The new year started early for pharma—and with a bang. Hard on the Democratic win in the midterm elections came the industry leader's week from hell.
On November 30, Pfizer CEO Jeffrey Kindler enticed Wall Street to the company's sleek research labs for a pipeline preview-cum-sales pitch. A distinguished lineup of suits and lab coats talked up Pfizer's top-30 R&D programs, doing their best to persuade skeptical analysts that their "robust and diversified product pipeline" will control the bleeding when the company's $12.9 billion cash cow, Lipitor, goes off patent in 2011.
The all-day affair served as a calculated display of the fact that Pfizer was under new management. Former CEO Hank McKinnell had been widely viewed as pharma's Ahab, obsessively pursuing blockbusters and mega-mergers as his company's stock value tanked.
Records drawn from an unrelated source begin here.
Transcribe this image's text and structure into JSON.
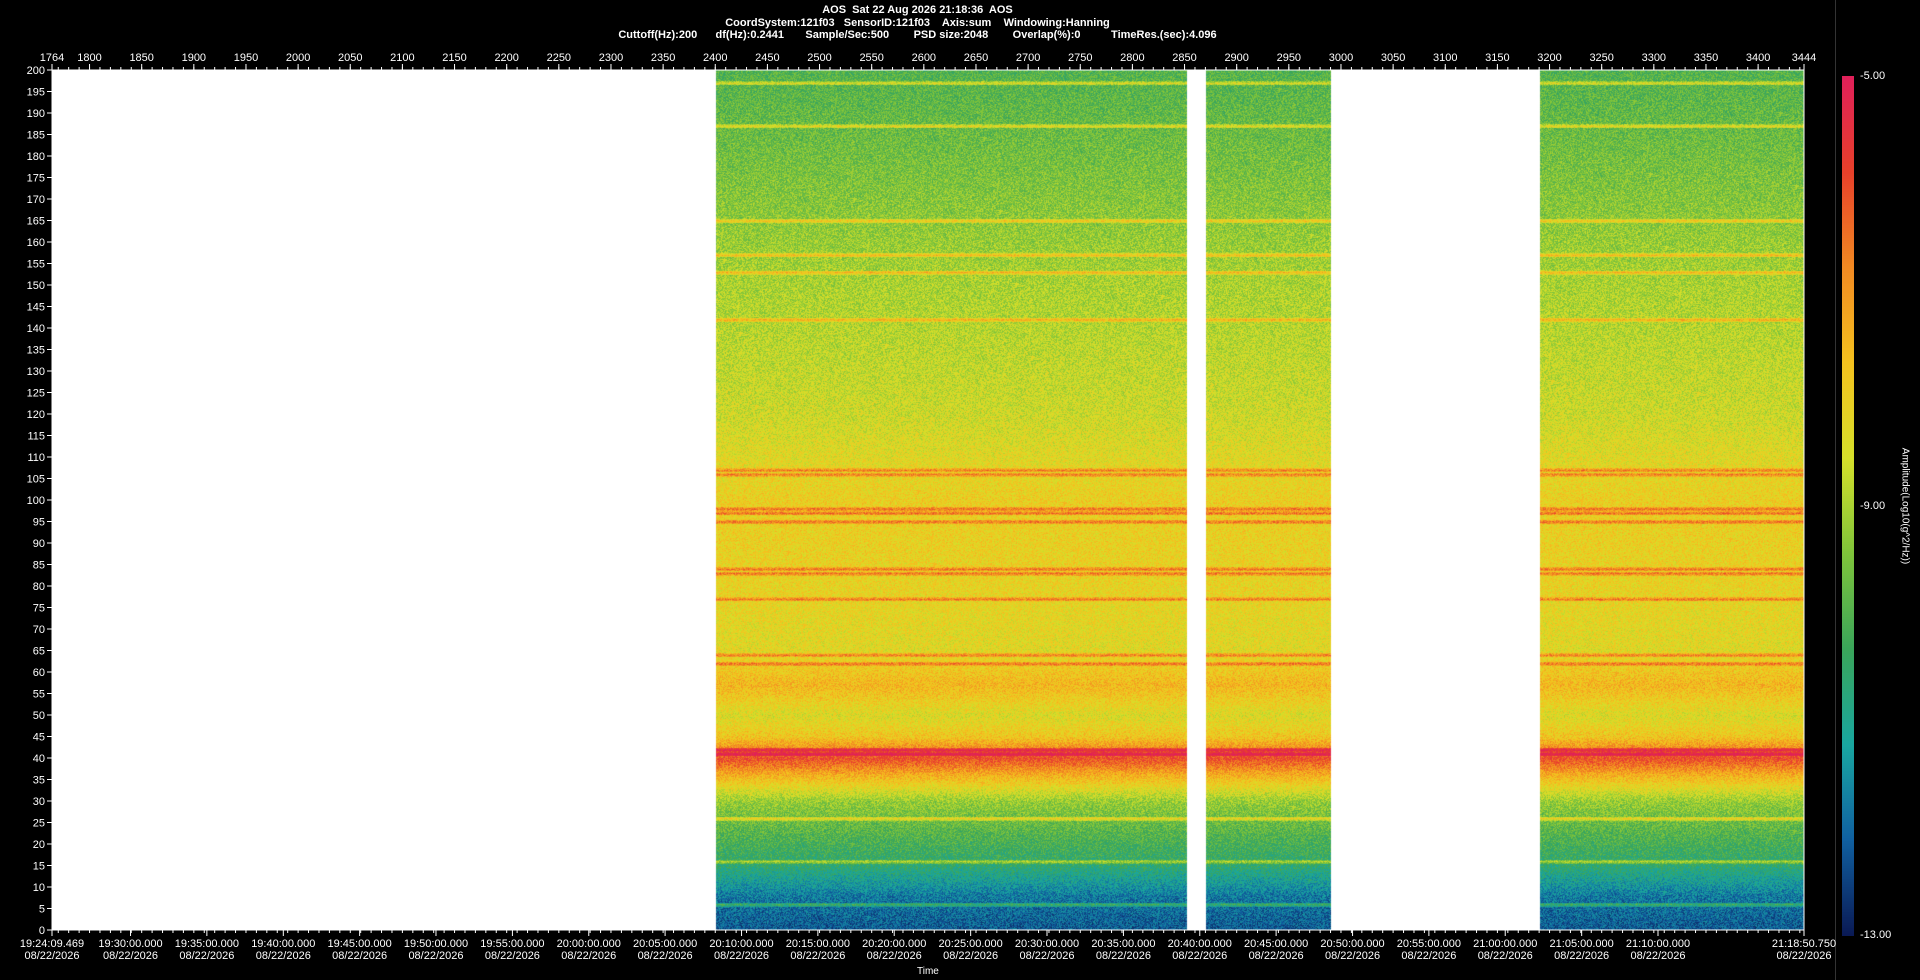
{
  "header": {
    "line1": "AOS  Sat 22 Aug 2026 21:18:36  AOS",
    "line2": "CoordSystem:121f03   SensorID:121f03    Axis:sum    Windowing:Hanning",
    "line3": "Cuttoff(Hz):200      df(Hz):0.2441       Sample/Sec:500        PSD size:2048        Overlap(%):0          TimeRes.(sec):4.096"
  },
  "chart_data": {
    "type": "heatmap",
    "title": "AOS  Sat 22 Aug 2026 21:18:36  AOS",
    "xlabel": "Time",
    "ylabel": "",
    "colorbar_label": "Amplitude(Log10(g^2/Hz))",
    "colorbar_ticks": [
      "-5.00",
      "-9.00",
      "-13.00"
    ],
    "colorbar_range": [
      -13,
      -5
    ],
    "ylim": [
      0,
      200
    ],
    "y_ticks": [
      0,
      5,
      10,
      15,
      20,
      25,
      30,
      35,
      40,
      45,
      50,
      55,
      60,
      65,
      70,
      75,
      80,
      85,
      90,
      95,
      100,
      105,
      110,
      115,
      120,
      125,
      130,
      135,
      140,
      145,
      150,
      155,
      160,
      165,
      170,
      175,
      180,
      185,
      190,
      195,
      200
    ],
    "index_range": [
      1764,
      3444
    ],
    "index_ticks": [
      1764,
      1800,
      1850,
      1900,
      1950,
      2000,
      2050,
      2100,
      2150,
      2200,
      2250,
      2300,
      2350,
      2400,
      2450,
      2500,
      2550,
      2600,
      2650,
      2700,
      2750,
      2800,
      2850,
      2900,
      2950,
      3000,
      3050,
      3100,
      3150,
      3200,
      3250,
      3300,
      3350,
      3400,
      3444
    ],
    "time_ticks": [
      {
        "index": 1764,
        "time": "19:24:09.469",
        "date": "08/22/2026"
      },
      {
        "index": 1839.3,
        "time": "19:30:00.000",
        "date": "08/22/2026"
      },
      {
        "index": 1912.5,
        "time": "19:35:00.000",
        "date": "08/22/2026"
      },
      {
        "index": 1985.8,
        "time": "19:40:00.000",
        "date": "08/22/2026"
      },
      {
        "index": 2059.0,
        "time": "19:45:00.000",
        "date": "08/22/2026"
      },
      {
        "index": 2132.2,
        "time": "19:50:00.000",
        "date": "08/22/2026"
      },
      {
        "index": 2205.5,
        "time": "19:55:00.000",
        "date": "08/22/2026"
      },
      {
        "index": 2278.7,
        "time": "20:00:00.000",
        "date": "08/22/2026"
      },
      {
        "index": 2351.9,
        "time": "20:05:00.000",
        "date": "08/22/2026"
      },
      {
        "index": 2425.2,
        "time": "20:10:00.000",
        "date": "08/22/2026"
      },
      {
        "index": 2498.4,
        "time": "20:15:00.000",
        "date": "08/22/2026"
      },
      {
        "index": 2571.6,
        "time": "20:20:00.000",
        "date": "08/22/2026"
      },
      {
        "index": 2644.9,
        "time": "20:25:00.000",
        "date": "08/22/2026"
      },
      {
        "index": 2718.1,
        "time": "20:30:00.000",
        "date": "08/22/2026"
      },
      {
        "index": 2791.4,
        "time": "20:35:00.000",
        "date": "08/22/2026"
      },
      {
        "index": 2864.6,
        "time": "20:40:00.000",
        "date": "08/22/2026"
      },
      {
        "index": 2937.8,
        "time": "20:45:00.000",
        "date": "08/22/2026"
      },
      {
        "index": 3011.1,
        "time": "20:50:00.000",
        "date": "08/22/2026"
      },
      {
        "index": 3084.3,
        "time": "20:55:00.000",
        "date": "08/22/2026"
      },
      {
        "index": 3157.5,
        "time": "21:00:00.000",
        "date": "08/22/2026"
      },
      {
        "index": 3230.8,
        "time": "21:05:00.000",
        "date": "08/22/2026"
      },
      {
        "index": 3304.0,
        "time": "21:10:00.000",
        "date": "08/22/2026"
      },
      {
        "index": 3444,
        "time": "21:18:50.750",
        "date": "08/22/2026"
      }
    ],
    "data_segments": [
      {
        "start_index": 2400,
        "end_index": 2852
      },
      {
        "start_index": 2870,
        "end_index": 2990
      },
      {
        "start_index": 3190,
        "end_index": 3444
      }
    ],
    "tonal_lines_hz": [
      6,
      16,
      26,
      41,
      42,
      62,
      64,
      77,
      83,
      84,
      95,
      97,
      98,
      106,
      107,
      142,
      153,
      157,
      165,
      187,
      197
    ],
    "level_profile": [
      {
        "hz": 0,
        "level": -12.2
      },
      {
        "hz": 8,
        "level": -11.8
      },
      {
        "hz": 15,
        "level": -10.6
      },
      {
        "hz": 22,
        "level": -10.0
      },
      {
        "hz": 30,
        "level": -9.2
      },
      {
        "hz": 36,
        "level": -7.4
      },
      {
        "hz": 40,
        "level": -6.0
      },
      {
        "hz": 45,
        "level": -7.8
      },
      {
        "hz": 50,
        "level": -8.4
      },
      {
        "hz": 57,
        "level": -7.5
      },
      {
        "hz": 65,
        "level": -8.3
      },
      {
        "hz": 80,
        "level": -8.1
      },
      {
        "hz": 100,
        "level": -8.0
      },
      {
        "hz": 120,
        "level": -8.6
      },
      {
        "hz": 150,
        "level": -9.0
      },
      {
        "hz": 175,
        "level": -9.5
      },
      {
        "hz": 200,
        "level": -10.0
      }
    ],
    "grid": false
  },
  "colors": {
    "background": "#000000",
    "no_data": "#ffffff",
    "colormap": [
      "#0a1a55",
      "#1060a0",
      "#19a7a0",
      "#3aa55a",
      "#7fc43a",
      "#d6e02a",
      "#f5c21e",
      "#f28a22",
      "#e8402a",
      "#e0205a"
    ]
  }
}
Kindler, in the top job a mere four months, wanted Wall Street to see change.Only two days earlier, he had made a stunning leadership debut, announcing that Pfizer would cut its storied 11,000-strong sales force by 20 percent. That single stroke demonstrated that Kindler could make not only the tough decisions but the right ones—and drew praise for restoring sanity to the mindless escalation of the "arms race."
As Kindler took the mike to introduce Pfizer's crown-jewel—torcetrapib, the breakthrough anti-cholesterol drug that promised to outsell Lipitor—he surely savored the moment. What a coup for a new CEO: to follow up a dramatic cost-cutting move with a flashy display of R&D. All confidence, he revealed that the company would be speeding up torcetrapib's ETA at the FDA to 2007. "This drug," Kindler said, "is one of the important developments in medicine in our generation."
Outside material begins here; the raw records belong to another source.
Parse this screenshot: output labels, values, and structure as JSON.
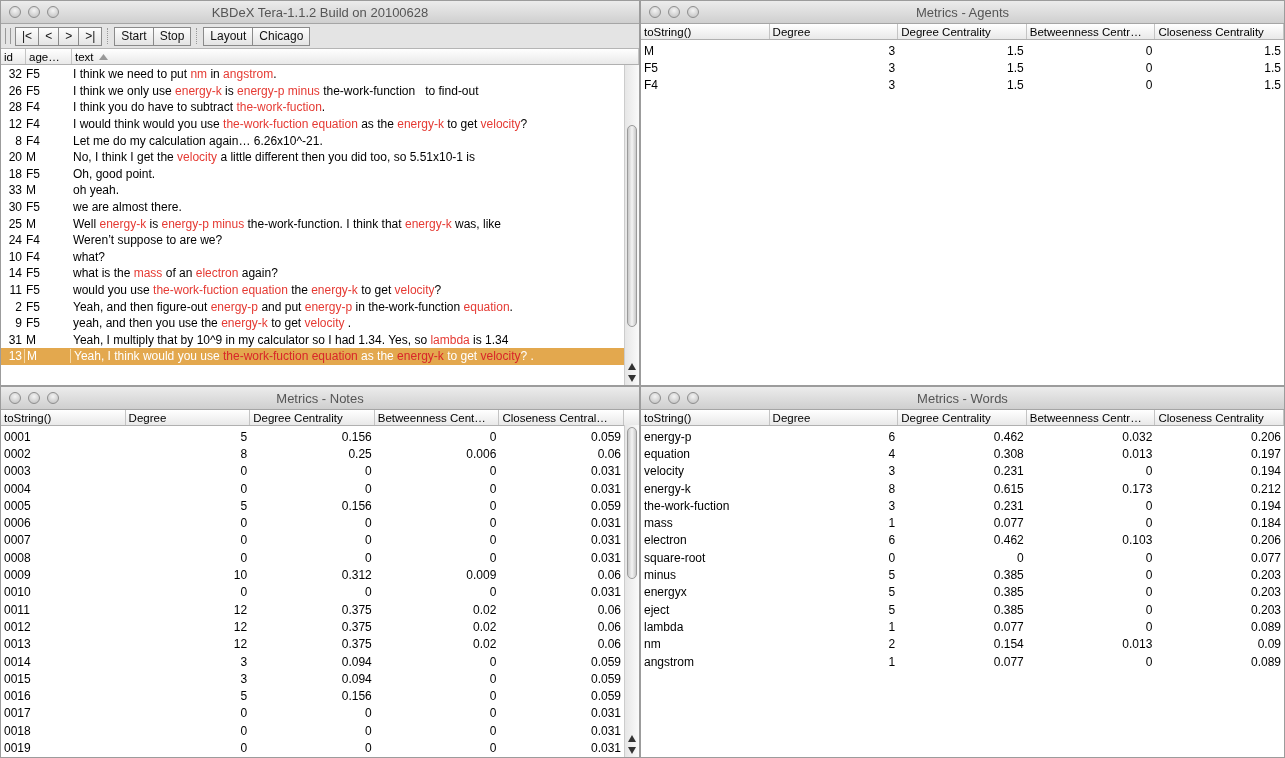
{
  "main_window": {
    "title": "KBDeX Tera-1.1.2 Build on 20100628",
    "toolbar_groups": [
      [
        "|<",
        "<",
        ">",
        ">|"
      ],
      [
        "Start",
        "Stop"
      ],
      [
        "Layout",
        "Chicago"
      ]
    ],
    "table": {
      "columns": [
        {
          "label": "id",
          "sorted": false
        },
        {
          "label": "age…",
          "sorted": false
        },
        {
          "label": "text",
          "sorted": true
        }
      ],
      "rows": [
        {
          "id": "32",
          "agent": "F5",
          "selected": false,
          "text": [
            {
              "t": "I think we need to put ",
              "keyword": false
            },
            {
              "t": "nm",
              "keyword": true
            },
            {
              "t": " in ",
              "keyword": false
            },
            {
              "t": "angstrom",
              "keyword": true
            },
            {
              "t": ".",
              "keyword": false
            }
          ]
        },
        {
          "id": "26",
          "agent": "F5",
          "selected": false,
          "text": [
            {
              "t": "I think we only use ",
              "keyword": false
            },
            {
              "t": "energy-k",
              "keyword": true
            },
            {
              "t": " is ",
              "keyword": false
            },
            {
              "t": "energy-p minus",
              "keyword": true
            },
            {
              "t": " the-work-function   to find-out",
              "keyword": false
            }
          ]
        },
        {
          "id": "28",
          "agent": "F4",
          "selected": false,
          "text": [
            {
              "t": "I think you do have to subtract ",
              "keyword": false
            },
            {
              "t": "the-work-fuction",
              "keyword": true
            },
            {
              "t": ".",
              "keyword": false
            }
          ]
        },
        {
          "id": "12",
          "agent": "F4",
          "selected": false,
          "text": [
            {
              "t": "I would think would you use ",
              "keyword": false
            },
            {
              "t": "the-work-fuction equation",
              "keyword": true
            },
            {
              "t": " as the ",
              "keyword": false
            },
            {
              "t": "energy-k",
              "keyword": true
            },
            {
              "t": " to get ",
              "keyword": false
            },
            {
              "t": "velocity",
              "keyword": true
            },
            {
              "t": "?",
              "keyword": false
            }
          ]
        },
        {
          "id": "8",
          "agent": "F4",
          "selected": false,
          "text": [
            {
              "t": "Let me do my calculation again… 6.26x10^-21.",
              "keyword": false
            }
          ]
        },
        {
          "id": "20",
          "agent": "M",
          "selected": false,
          "text": [
            {
              "t": "No, I think I get the ",
              "keyword": false
            },
            {
              "t": "velocity",
              "keyword": true
            },
            {
              "t": " a little different then you did too, so 5.51x10-1 is",
              "keyword": false
            }
          ]
        },
        {
          "id": "18",
          "agent": "F5",
          "selected": false,
          "text": [
            {
              "t": "Oh, good point.",
              "keyword": false
            }
          ]
        },
        {
          "id": "33",
          "agent": "M",
          "selected": false,
          "text": [
            {
              "t": "oh yeah.",
              "keyword": false
            }
          ]
        },
        {
          "id": "30",
          "agent": "F5",
          "selected": false,
          "text": [
            {
              "t": "we are almost there.",
              "keyword": false
            }
          ]
        },
        {
          "id": "25",
          "agent": "M",
          "selected": false,
          "text": [
            {
              "t": "Well ",
              "keyword": false
            },
            {
              "t": "energy-k",
              "keyword": true
            },
            {
              "t": " is ",
              "keyword": false
            },
            {
              "t": "energy-p minus",
              "keyword": true
            },
            {
              "t": " the-work-function. I think that ",
              "keyword": false
            },
            {
              "t": "energy-k",
              "keyword": true
            },
            {
              "t": " was, like",
              "keyword": false
            }
          ]
        },
        {
          "id": "24",
          "agent": "F4",
          "selected": false,
          "text": [
            {
              "t": "Weren’t suppose to are we?",
              "keyword": false
            }
          ]
        },
        {
          "id": "10",
          "agent": "F4",
          "selected": false,
          "text": [
            {
              "t": "what?",
              "keyword": false
            }
          ]
        },
        {
          "id": "14",
          "agent": "F5",
          "selected": false,
          "text": [
            {
              "t": "what is the ",
              "keyword": false
            },
            {
              "t": "mass",
              "keyword": true
            },
            {
              "t": " of an ",
              "keyword": false
            },
            {
              "t": "electron",
              "keyword": true
            },
            {
              "t": " again?",
              "keyword": false
            }
          ]
        },
        {
          "id": "11",
          "agent": "F5",
          "selected": false,
          "text": [
            {
              "t": "would you use ",
              "keyword": false
            },
            {
              "t": "the-work-fuction equation",
              "keyword": true
            },
            {
              "t": " the ",
              "keyword": false
            },
            {
              "t": "energy-k",
              "keyword": true
            },
            {
              "t": " to get ",
              "keyword": false
            },
            {
              "t": "velocity",
              "keyword": true
            },
            {
              "t": "?",
              "keyword": false
            }
          ]
        },
        {
          "id": "2",
          "agent": "F5",
          "selected": false,
          "text": [
            {
              "t": "Yeah, and then figure-out ",
              "keyword": false
            },
            {
              "t": "energy-p",
              "keyword": true
            },
            {
              "t": " and put ",
              "keyword": false
            },
            {
              "t": "energy-p",
              "keyword": true
            },
            {
              "t": " in the-work-function ",
              "keyword": false
            },
            {
              "t": "equation",
              "keyword": true
            },
            {
              "t": ".",
              "keyword": false
            }
          ]
        },
        {
          "id": "9",
          "agent": "F5",
          "selected": false,
          "text": [
            {
              "t": "yeah, and then you use the ",
              "keyword": false
            },
            {
              "t": "energy-k",
              "keyword": true
            },
            {
              "t": " to get ",
              "keyword": false
            },
            {
              "t": "velocity",
              "keyword": true
            },
            {
              "t": " .",
              "keyword": false
            }
          ]
        },
        {
          "id": "31",
          "agent": "M",
          "selected": false,
          "text": [
            {
              "t": "Yeah, I multiply that by 10^9 in my calculator so I had 1.34. Yes, so ",
              "keyword": false
            },
            {
              "t": "lambda",
              "keyword": true
            },
            {
              "t": " is 1.34",
              "keyword": false
            }
          ]
        },
        {
          "id": "13",
          "agent": "M",
          "selected": true,
          "text": [
            {
              "t": "Yeah, I think would you use ",
              "keyword": false
            },
            {
              "t": "the-work-fuction equation",
              "keyword": true
            },
            {
              "t": " as the ",
              "keyword": false
            },
            {
              "t": "energy-k",
              "keyword": true
            },
            {
              "t": " to get ",
              "keyword": false
            },
            {
              "t": "velocity",
              "keyword": true
            },
            {
              "t": "? .",
              "keyword": false
            }
          ]
        }
      ]
    }
  },
  "agents_window": {
    "title": "Metrics - Agents",
    "table": {
      "columns": [
        "toString()",
        "Degree",
        "Degree Centrality",
        "Betweenness Centr…",
        "Closeness Centrality"
      ],
      "rows": [
        [
          "M",
          "3",
          "1.5",
          "0",
          "1.5"
        ],
        [
          "F5",
          "3",
          "1.5",
          "0",
          "1.5"
        ],
        [
          "F4",
          "3",
          "1.5",
          "0",
          "1.5"
        ]
      ]
    }
  },
  "notes_window": {
    "title": "Metrics - Notes",
    "table": {
      "columns": [
        "toString()",
        "Degree",
        "Degree Centrality",
        "Betweenness Cent…",
        "Closeness Central…"
      ],
      "rows": [
        [
          "0001",
          "5",
          "0.156",
          "0",
          "0.059"
        ],
        [
          "0002",
          "8",
          "0.25",
          "0.006",
          "0.06"
        ],
        [
          "0003",
          "0",
          "0",
          "0",
          "0.031"
        ],
        [
          "0004",
          "0",
          "0",
          "0",
          "0.031"
        ],
        [
          "0005",
          "5",
          "0.156",
          "0",
          "0.059"
        ],
        [
          "0006",
          "0",
          "0",
          "0",
          "0.031"
        ],
        [
          "0007",
          "0",
          "0",
          "0",
          "0.031"
        ],
        [
          "0008",
          "0",
          "0",
          "0",
          "0.031"
        ],
        [
          "0009",
          "10",
          "0.312",
          "0.009",
          "0.06"
        ],
        [
          "0010",
          "0",
          "0",
          "0",
          "0.031"
        ],
        [
          "0011",
          "12",
          "0.375",
          "0.02",
          "0.06"
        ],
        [
          "0012",
          "12",
          "0.375",
          "0.02",
          "0.06"
        ],
        [
          "0013",
          "12",
          "0.375",
          "0.02",
          "0.06"
        ],
        [
          "0014",
          "3",
          "0.094",
          "0",
          "0.059"
        ],
        [
          "0015",
          "3",
          "0.094",
          "0",
          "0.059"
        ],
        [
          "0016",
          "5",
          "0.156",
          "0",
          "0.059"
        ],
        [
          "0017",
          "0",
          "0",
          "0",
          "0.031"
        ],
        [
          "0018",
          "0",
          "0",
          "0",
          "0.031"
        ],
        [
          "0019",
          "0",
          "0",
          "0",
          "0.031"
        ]
      ]
    }
  },
  "words_window": {
    "title": "Metrics - Words",
    "table": {
      "columns": [
        "toString()",
        "Degree",
        "Degree Centrality",
        "Betweenness Centr…",
        "Closeness Centrality"
      ],
      "rows": [
        [
          "energy-p",
          "6",
          "0.462",
          "0.032",
          "0.206"
        ],
        [
          "equation",
          "4",
          "0.308",
          "0.013",
          "0.197"
        ],
        [
          "velocity",
          "3",
          "0.231",
          "0",
          "0.194"
        ],
        [
          "energy-k",
          "8",
          "0.615",
          "0.173",
          "0.212"
        ],
        [
          "the-work-fuction",
          "3",
          "0.231",
          "0",
          "0.194"
        ],
        [
          "mass",
          "1",
          "0.077",
          "0",
          "0.184"
        ],
        [
          "electron",
          "6",
          "0.462",
          "0.103",
          "0.206"
        ],
        [
          "square-root",
          "0",
          "0",
          "0",
          "0.077"
        ],
        [
          "minus",
          "5",
          "0.385",
          "0",
          "0.203"
        ],
        [
          "energyx",
          "5",
          "0.385",
          "0",
          "0.203"
        ],
        [
          "eject",
          "5",
          "0.385",
          "0",
          "0.203"
        ],
        [
          "lambda",
          "1",
          "0.077",
          "0",
          "0.089"
        ],
        [
          "nm",
          "2",
          "0.154",
          "0.013",
          "0.09"
        ],
        [
          "angstrom",
          "1",
          "0.077",
          "0",
          "0.089"
        ]
      ]
    }
  }
}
And then, two days later, it wasn't.
The press played the abrupt reversal for all it was worth: "Pfizer's Bitter Pill" (BusinessWeek), "A Catastrophe for Pfizer" (Forbes), "When Big Pharma Gets Too Big" (Fortune). Although no one rushed to pen Pfizer's or Kindler's obituary—and some lauded the company for pulling torcetrapib the day it got word that the drug appeared to cause heart attacks—there was an unmistakable sense industrywide that something momentous had taken place. The writing was on the wall: The Blockbuster Model, R.I.P.
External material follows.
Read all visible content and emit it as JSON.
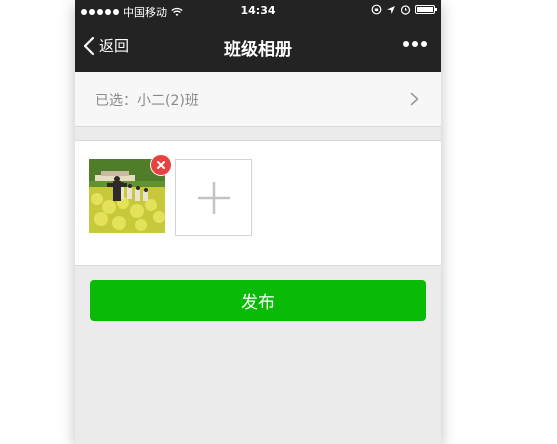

"Big pharma has been put on notice," says Arjun Bedi, a managing partner at Accenture who has watched the industry for 28 years. "It has only a small window of opportunity to make the changes necessary to get to a new model." Bedi sees 2007 as do-or-die, a year of serious soul-searching. "The companies will not only be doing battle with one another. Each one will be struggling with itself and its own capacity to change."
Call it pharma's perfect storm. "Growth is shifting from mature markets to emerging ones," says Murray Aitken, a senior vice president at IMS Health. "New product adoption is not keeping pace with the loss of patent protection. Specialty and niche products are playing a larger role. And regulators, payers, and consumers are more carefully weighing the risk–benefit factors of pharmaceuticals."
Each of these developments is, like a force of nature, largely beyond industry control. And combined, they are far greater than the sum of their parts. In weather like this, companies must figure out how to do much more with much less. "Either you have to downsize or you have to build the pipeline," says Andy Bender, the president of Polaris Management Partners. "Most have to do both."